Avec The Death Of Slim Shady (Coup De Grâce), il ne propose pas non plus une œuvre de vieillesse pleine d'autodérision ou empreinte de désinvolture. Au contraire, il s'emmêle les pinceaux et s'égare en se défoulant sur une nouvelle cible. Et de manière aussi grossière, aussi crue, aussi drastique, aussi brutale, aussi assoiffée de sang, aussi haineuse que de coutume - contre tout ce que l'on appelle les woke (les «éveillés», en français.)
Ça ne pouvait que partir en vrille. 2024 n'est tout simplement plus 2002, et le fait qu'Eminem ait une fois de plus sorti du fond de son placard «Slim Shady», l'alter ego éprouvé pour les moments particulièrement extrémistes de son œuvre, n'aide pas. Eminem peut faire ce qu'il veut, il ne choque tout simplement plus. Ou plutôt, il ne choque plus dans le bon sens. Aurait-il égaré sa formule magique de punchlines qui font mouche, sur des sujets qui touchent?

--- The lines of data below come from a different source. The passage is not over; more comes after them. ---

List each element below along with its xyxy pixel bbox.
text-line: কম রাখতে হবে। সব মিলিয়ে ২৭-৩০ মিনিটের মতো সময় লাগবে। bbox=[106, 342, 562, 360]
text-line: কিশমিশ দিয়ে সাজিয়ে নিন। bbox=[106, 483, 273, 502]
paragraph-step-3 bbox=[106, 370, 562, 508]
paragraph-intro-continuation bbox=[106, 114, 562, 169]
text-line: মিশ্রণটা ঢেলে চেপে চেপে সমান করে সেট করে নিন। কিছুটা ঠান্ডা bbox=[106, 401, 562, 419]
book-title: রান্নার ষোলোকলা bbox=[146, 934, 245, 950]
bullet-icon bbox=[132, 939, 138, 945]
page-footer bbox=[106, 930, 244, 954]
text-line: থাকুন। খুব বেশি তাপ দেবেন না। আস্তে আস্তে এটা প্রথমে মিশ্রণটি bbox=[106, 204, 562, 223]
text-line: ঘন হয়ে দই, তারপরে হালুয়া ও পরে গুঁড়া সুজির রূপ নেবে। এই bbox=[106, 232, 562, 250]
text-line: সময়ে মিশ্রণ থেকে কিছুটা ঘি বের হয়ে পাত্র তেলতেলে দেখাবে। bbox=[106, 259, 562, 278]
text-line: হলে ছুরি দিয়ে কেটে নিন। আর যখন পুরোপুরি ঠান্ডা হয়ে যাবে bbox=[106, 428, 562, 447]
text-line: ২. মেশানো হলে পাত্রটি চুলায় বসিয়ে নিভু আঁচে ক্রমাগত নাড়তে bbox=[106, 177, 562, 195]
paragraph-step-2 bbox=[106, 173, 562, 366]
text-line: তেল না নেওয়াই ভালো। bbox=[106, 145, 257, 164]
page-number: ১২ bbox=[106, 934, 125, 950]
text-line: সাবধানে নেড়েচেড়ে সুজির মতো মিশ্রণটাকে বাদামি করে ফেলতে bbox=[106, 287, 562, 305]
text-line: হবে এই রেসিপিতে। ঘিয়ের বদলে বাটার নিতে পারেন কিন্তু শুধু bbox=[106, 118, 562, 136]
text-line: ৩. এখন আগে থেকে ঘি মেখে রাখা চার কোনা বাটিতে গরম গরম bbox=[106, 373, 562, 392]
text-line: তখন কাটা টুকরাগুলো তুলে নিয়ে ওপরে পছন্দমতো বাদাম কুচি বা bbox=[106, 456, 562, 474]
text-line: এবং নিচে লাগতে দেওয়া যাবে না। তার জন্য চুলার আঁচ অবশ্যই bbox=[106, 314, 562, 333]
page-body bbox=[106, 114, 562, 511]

A l'époque où sa célébrité a explosé, les gens n'étaient pas aussi habitués qu'aujourd'hui aux horreurs en tout genre. Ils n'étaient pas aussi blasés. Ils ne connaissaient pas non plus TikTok. Sur le plan artistique, Eminem est dans la même situation que ses contemporains Rammstein ou Marilyn Manson, qui sont depuis longtemps allés (aussi) dans le mur sur le plan créatif.

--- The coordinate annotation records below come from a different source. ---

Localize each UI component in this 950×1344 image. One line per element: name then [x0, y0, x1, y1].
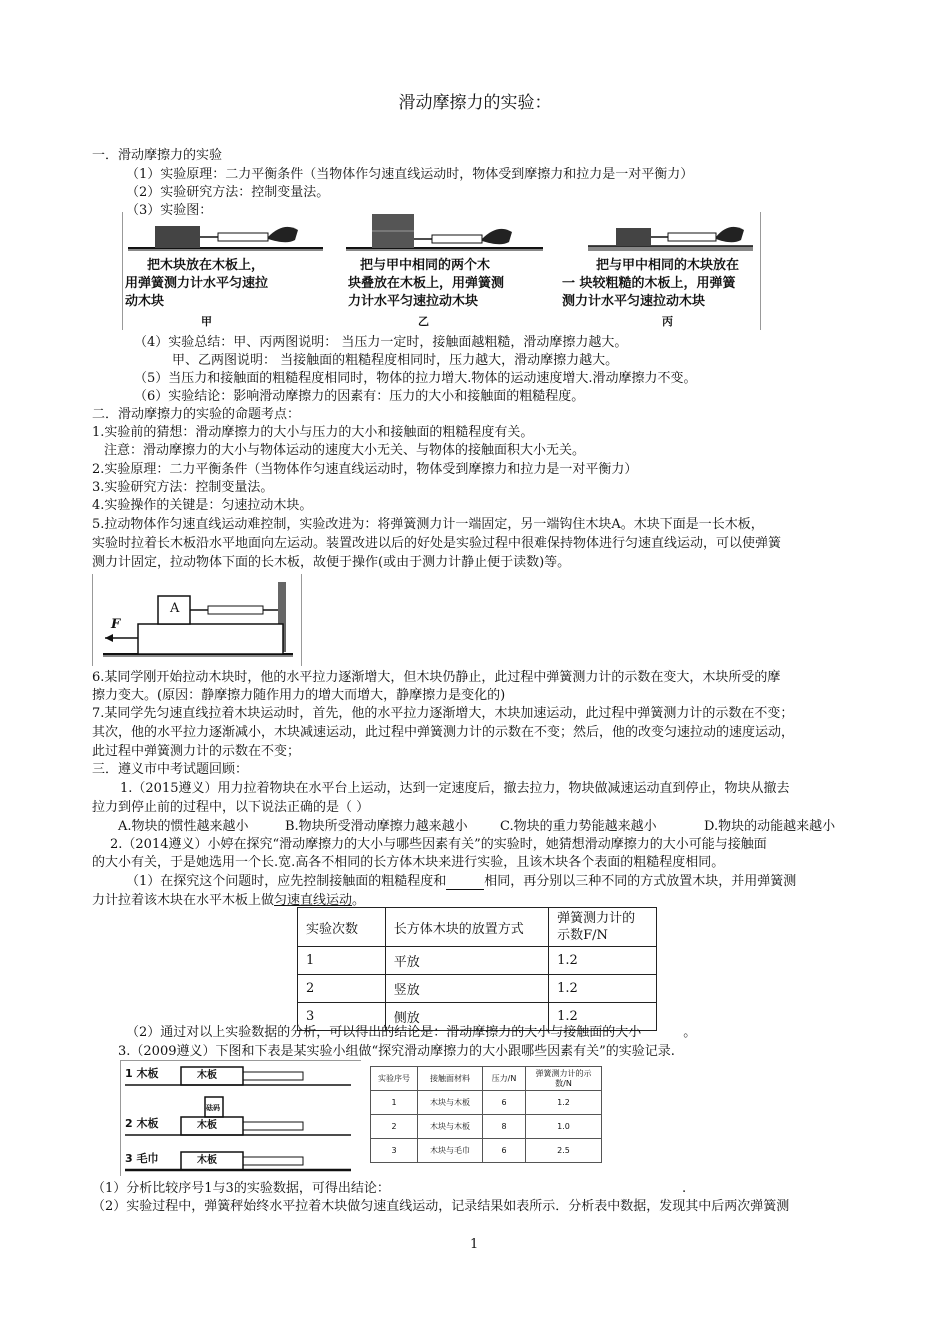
improved-apparatus-figure [92, 574, 302, 666]
table-cell: 3 [298, 1003, 386, 1031]
q2-part1b-underlined: 匀速直线运动 [274, 893, 353, 908]
q3-part1: （1）分析比较序号1与3的实验数据，可得出结论： [92, 1181, 390, 1196]
table-cell: 平放 [385, 947, 548, 975]
table-cell: 6 [483, 1091, 526, 1115]
s2-item-2: 2.实验原理：二力平衡条件（当物体作匀速直线运动时，物体受到摩擦力和拉力是一对平衡力） [92, 462, 638, 477]
q2-part2-text: （2）通过对以上实验数据的分析，可以得出的结论是：滑动摩擦力的大小与接触面的大小 [126, 1025, 642, 1040]
fig3-label-2: 2 木板 [125, 1117, 159, 1130]
experiment-figure-a [122, 212, 338, 330]
fig3-label-3: 3 毛巾 [125, 1152, 159, 1165]
fig-c-caption-1: 把与甲中相同的木块放在 [596, 258, 740, 273]
table-cell: 6 [483, 1139, 526, 1163]
experiment-figure-b [338, 212, 556, 330]
fig-c-caption-2: 一 块较粗糙的木板上，用弹簧 [562, 276, 736, 291]
fig-c-caption-3: 测力计水平匀速拉动木块 [562, 294, 706, 309]
q3-stem: 3.（2009遵义）下图和下表是某实验小组做“探究滑动摩擦力的大小跟哪些因素有关”的实验记录. [118, 1044, 675, 1059]
fig3-weight: 砝码 [206, 1104, 220, 1112]
section-2-heading: 二．滑动摩擦力的实验的命题考点： [92, 407, 301, 422]
fig-b-caption-1: 把与甲中相同的两个木 [360, 258, 491, 273]
table-header: 弹簧测力计的示数F/N [549, 908, 657, 947]
q1-stem-a: 1.（2015遵义）用力拉着物块在水平台上运动，达到一定速度后，撤去拉力，物块做减速运动直到停止，物块从撤去 [120, 781, 790, 796]
table-cell: 3 [371, 1139, 418, 1163]
s2-item-4: 4.实验操作的关键是：匀速拉动木块。 [92, 498, 313, 513]
fig-b-tag: 乙 [418, 315, 429, 328]
force-f-label: F [111, 617, 121, 632]
q3-apparatus-figure [120, 1060, 361, 1176]
fig-b-caption-3: 力计水平匀速拉动木块 [348, 294, 479, 309]
table-header-row [298, 908, 657, 947]
block-a-label: A [170, 601, 180, 616]
table-cell: 2.5 [526, 1139, 602, 1163]
table-cell: 1.2 [526, 1091, 602, 1115]
q2-data-table [297, 907, 657, 1031]
table-cell: 1.0 [526, 1115, 602, 1139]
q1-option-d: D.物块的动能越来越小 [704, 819, 836, 834]
table-header: 弹簧测力计的示数/N [526, 1067, 602, 1091]
s1-summary-2: 甲、乙两图说明： 当接触面的粗糙程度相同时，压力越大，滑动摩擦力越大。 [172, 353, 619, 368]
q2-part1b-post: 。 [352, 893, 366, 908]
q3-data-table [370, 1066, 602, 1163]
table-cell: 木块与木板 [418, 1115, 483, 1139]
q3-part2: （2）实验过程中，弹簧秤始终水平拉着木块做匀速直线运动，记录结果如表所示．分析表中数据，发现其中后两次弹簧测 [92, 1199, 790, 1214]
table-header: 长方体木块的放置方式 [385, 908, 548, 947]
table-cell: 1.2 [549, 975, 657, 1003]
table-cell: 1 [298, 947, 386, 975]
q2-part1b-pre: 力计拉着该木块在水平木板上做 [92, 893, 275, 908]
table-cell: 1.2 [549, 1003, 657, 1031]
table-cell: 木块与木板 [418, 1091, 483, 1115]
table-cell: 竖放 [385, 975, 548, 1003]
q2-stem-a: 2.（2014遵义）小婷在探究“滑动摩擦力的大小与哪些因素有关”的实验时，她猜想滑动摩擦力的大小可能与接触面 [110, 837, 767, 852]
s1-conclusion: （6）实验结论：影响滑动摩擦力的因素有：压力的大小和接触面的粗糙程度。 [134, 389, 585, 404]
experiment-figure-c [558, 212, 761, 330]
q2-part2 [126, 1024, 696, 1041]
q2-part2-end: 。 [683, 1025, 697, 1040]
fig-c-tag: 丙 [662, 315, 673, 328]
fig3-label-1: 1 木板 [125, 1067, 159, 1080]
q2-part1-post: 相同，再分别以三种不同的方式放置木块，并用弹簧测 [484, 874, 797, 889]
s2-item-5b: 实验时拉着长木板沿水平地面向左运动。装置改进以后的好处是实验过程中很难保持物体进行匀速直线运动，可以使弹簧 [92, 536, 782, 551]
table-cell: 2 [371, 1115, 418, 1139]
s2-item-7b: 其次，他的水平拉力逐渐减小，木块减速运动，此过程中弹簧测力计的示数在不变；然后，他的改变匀速拉动的速度运动， [92, 725, 795, 740]
table-row [298, 947, 657, 975]
table-cell: 1.2 [549, 947, 657, 975]
s2-item-6a: 6.某同学刚开始拉动木块时，他的水平拉力逐渐增大，但木块仍静止，此过程中弹簧测力计的示数在变大，木块所受的摩 [92, 670, 781, 685]
table-header: 压力/N [483, 1067, 526, 1091]
table-cell: 2 [298, 975, 386, 1003]
fig3-block-2: 木板 [197, 1120, 217, 1131]
s1-figure-label: （3）实验图： [126, 203, 213, 218]
fig-a-caption-3: 动木块 [125, 294, 165, 309]
page-number: 1 [470, 1237, 479, 1252]
q1-option-b: B.物块所受滑动摩擦力越来越小 [285, 819, 468, 834]
table-cell: 1 [371, 1091, 418, 1115]
s2-item-1: 1.实验前的猜想：滑动摩擦力的大小与压力的大小和接触面的粗糙程度有关。 [92, 425, 534, 440]
section-3-heading: 三．遵义市中考试题回顾： [92, 762, 249, 777]
s1-note-5: （5）当压力和接触面的粗糙程度相同时，物体的拉力增大.物体的运动速度增大.滑动摩擦力不变。 [134, 371, 697, 386]
page-title: 滑动摩擦力的实验： [398, 93, 552, 113]
fig3-block-3: 木板 [197, 1155, 217, 1166]
table-row [371, 1091, 602, 1115]
s2-item-1-note: 注意：滑动摩擦力的大小与物体运动的速度大小无关、与物体的接触面积大小无关。 [104, 443, 586, 458]
fig-b-caption-2: 块叠放在木板上，用弹簧测 [348, 276, 505, 291]
table-cell: 侧放 [385, 1003, 548, 1031]
q1-option-a: A.物块的惯性越来越小 [118, 819, 249, 834]
fig-a-caption-2: 用弹簧测力计水平匀速拉 [125, 276, 269, 291]
fig-a-caption-1: 把木块放在木板上， [147, 258, 265, 273]
s1-principle: （1）实验原理：二力平衡条件（当物体作匀速直线运动时，物体受到摩擦力和拉力是一对平衡力） [126, 167, 694, 182]
table-header: 实验次数 [298, 908, 386, 947]
s2-item-7a: 7.某同学先匀速直线拉着木块运动时，首先，他的水平拉力逐渐增大，木块加速运动，此过程中弹簧测力计的示数在不变； [92, 706, 794, 721]
table-row [371, 1115, 602, 1139]
table-header: 接触面材料 [418, 1067, 483, 1091]
table-header: 实验序号 [371, 1067, 418, 1091]
table-cell: 木块与毛巾 [418, 1139, 483, 1163]
s1-method: （2）实验研究方法：控制变量法。 [126, 185, 330, 200]
q2-stem-b: 的大小有关，于是她选用一个长.宽.高各不相同的长方体木块来进行实验，且该木块各个表面的粗糙程度相同。 [92, 855, 725, 870]
q3-part1-end: . [682, 1181, 687, 1196]
s2-item-3: 3.实验研究方法：控制变量法。 [92, 480, 274, 495]
section-1-heading: 一．滑动摩擦力的实验 [92, 148, 223, 163]
q1-stem-b: 拉力到停止前的过程中，以下说法正确的是（ ） [92, 800, 370, 815]
fig3-block-1: 木板 [197, 1070, 217, 1081]
answer-blank[interactable] [446, 877, 484, 890]
s2-item-7c: 此过程中弹簧测力计的示数在不变； [92, 744, 301, 759]
table-row [371, 1139, 602, 1163]
s2-item-5a: 5.拉动物体作匀速直线运动难控制，实验改进为：将弹簧测力计一端固定，另一端钩住木块A。木块下面是一长木板， [92, 517, 764, 532]
s2-item-5c: 测力计固定，拉动物体下面的长木板，故便于操作(或由于测力计静止便于读数)等。 [92, 555, 571, 570]
q1-option-c: C.物块的重力势能越来越小 [500, 819, 657, 834]
table-header-row [371, 1067, 602, 1091]
s2-item-6b: 擦力变大。(原因：静摩擦力随作用力的增大而增大，静摩擦力是变化的) [92, 688, 506, 703]
table-cell: 8 [483, 1115, 526, 1139]
fig-a-tag: 甲 [201, 315, 212, 328]
q2-part1-line1 [126, 873, 796, 890]
q2-part1-pre: （1）在探究这个问题时，应先控制接触面的粗糙程度和 [126, 874, 447, 889]
s1-summary-1: （4）实验总结：甲、丙两图说明： 当压力一定时，接触面越粗糙，滑动摩擦力越大。 [134, 335, 628, 350]
table-row [298, 975, 657, 1003]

Sur le plan du contenu, l'album est une imposture. Oui, bien sûr, tout cela est couvert par la liberté artistique, et qui sait comment est le vrai Marshall Mathers, il se peut que ce père de trois enfants soit un super type dans la vie normale.
Seulement, sérieusement, que peut bien penser son enfant adoptif de 22 ans, Stevie, qui se définit depuis quelques années comme non-binaire, du fait que le Devil-Daddy se déchaîne contre les personnes trans dans presque une chanson sur deux?
Que le morceau s'appelle Antichrist, Road Rage ou Habits, les coups de pied violents portés à tant de choses que l'on peut qualifier de progrès social font mal, même si on les prend comme ironiques ou même en les appréhendant avec un extrême second degré.
Encore et encore, le rappeur se frotte au pronom «iel», au mot «gay», aux «woken BS» (woken bullshit), qu'il assimile à de la connerie, et surtout à la «Political-Correctness-police» (autrement dit, au «politiquement correct»).
Ouiii, Marshall, on a compris la blague. Et nooon, Marshall, elle n'est pas drôle. De manière quasi obsessionnelle, le rappeur s'en prend à la femme trans Caitlyn Jenner, et à l'acteur Christopher Reeve, décédé en 2004, qui était tétraplégique suite à un accident.
Il s'en prend également aux personnes qui ne correspondent pas à l'image physique de Slim Shady, comme la chanteuse Lizzo.
Les textes d'Eminem sont nourris ici et là par ceux de ses invités de marque, tels que les rappeurs Bizarre, Big Sean ou BabyTron, ainsi que ses nombreux producteurs, parmi lesquels figure à nouveau son mentor Dr. Dre.
Brand New Dance est un titre bien funky qui sème de la bonne humeur. Tobey, une sorte d'hommage à l'acteur de Spider-Man Tobey Maguire, a quelque chose de subliminalement menaçant. La seule vraie ballade, Temporary (chantée par Skylar Grey), est une autre déclaration d'amour à sa fille Hailie, qui a maintenant 28 ans et est une influenceuse de mode à succès.
Malgré tout, Eminem a une bonne étoile qui berce chacune de ses productions.
Dans l'album The Death Of Slim Shady (on ne sait d'ailleurs pas si Slim Shady a vraiment rendu l'âme), il faut chercher à la loupe les bons points en termes de qualité musicale et d'inventivité. Cependant, Eminem a tout de même réussi à produire un tube, après toutes ces années.
Houdini occupe la première place des hit-parades mondiaux. Le morceau passe même très souvent à la radio. Pourquoi? Il nous rappelle le bon vieux Eminem qui nous était si familier, et se base sur le refrain tout simplement génial du hit de Steve Miller, Abracadabra. On dirait donc que la magie maléfique de Slim Shady n'est pas encore totalement inefficace.